Nood-Korea kleurt beurzen rood
De Europese aandelenbeurzen kleurden vrijdag dieprood in navolging van de forse koersverliezen in Azië en New York. Door de dreigende oorlogstaal tussen Noord-Korea en de VS stevenen de Europese aandelen af op de slechtste beursweek dit jaar.
De AEX-index op Beursplein 5 noteerde rond het middaguur 1,1 procent in het rood op 518,07 punten. De hoofdindex koerst af op een weekverlies van ruim 2 procent. De MidKap zakte 2 procent tot 777,30 punten. De beurzen in Frankfurt, Londen en Parijs gingen tot 1,2 procent achteruit.

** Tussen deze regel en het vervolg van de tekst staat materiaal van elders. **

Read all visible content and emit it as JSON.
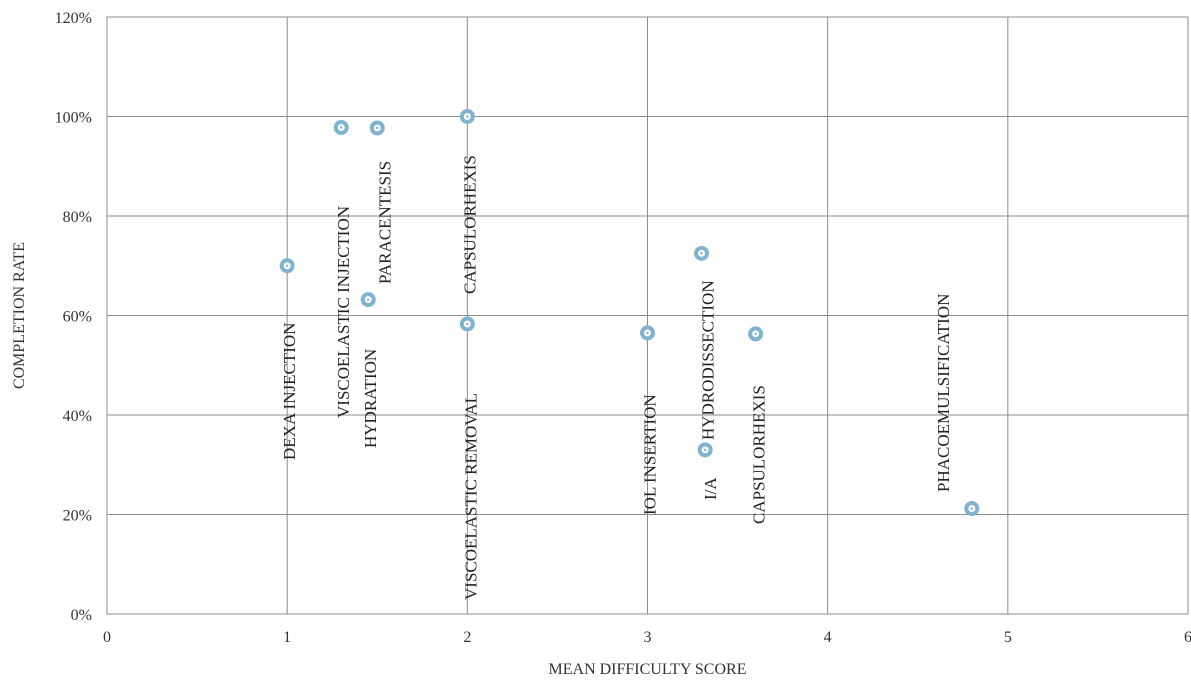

Vooral de grondstofbedrijven en oliegerelateerde aandelen moesten het ontgelden. In de AEX was SBM Offshore de grootste daler. De oliedienstverlener zakte 5 procent, ondanks positief nieuws over de definitieve schikking die het bedrijf sloot in het hoofdpijndossier Yme. Staalproducent ArcerlorMittal volgde met een verlies van meer dan 4 procent.
Ook de financiële bedrijven kregen rake klappen. De verzekeraars Aegon en NN Group verloren rond 2 procent. ING Groep zakte 1,5 procent. Galapagos zette daarentegen de opmars voort en was een van schaarse stijgers met een plus van 3,6 procent. De biotechnoloog won donderdag al meer dan 8 procent na positieve onderzoeksresultaten.
Onder de MidKap-fondsen was het eveneens een slagveld. Roestvrijstaalbedrijf Aperam stond onderaan met een min van 3,8 procent. Kunstmestproducent OCI en luchtvaartcombinatie Air France-KLM volgden met verliezen van 3,7 en 3,4 procent. De chipbedrijven Besi en ASMI daalden 3,1 en 2,8 procent.
Frisdrankbottelaar Refresco, die een dag eerder al ruim 5 procent verloor, zakte bijna 3 procent na een adviesverlaging door KBC Securities. Flow Traders was de enige stijger met een winst van ruim 2 procent. Volgens analisten van ING kunnen de recente koersschommelingen op de beurzen goed uitpakken voor de beursintermediair.
Bij de kleinere bedrijven ging sportschooluitbater Basic-Fit ruim 4 procent onderuit na tegenvallende halfjaarresultaten. In Frankfurt zakte Innogy 1,5 procent. Het moederbedrijf van Essent boekte meer winst, maar bij de Britse tak Npower vielen de resultaten tegen.
De euro bleef vrijwel onveranderd op 1,1750 dollar. Een vat Amerikaanse olie kostte 0,8 procent minder op 48,20 dollar. Brentolie werd 0,7 procent goedkoper op 51,55 dollar per vat.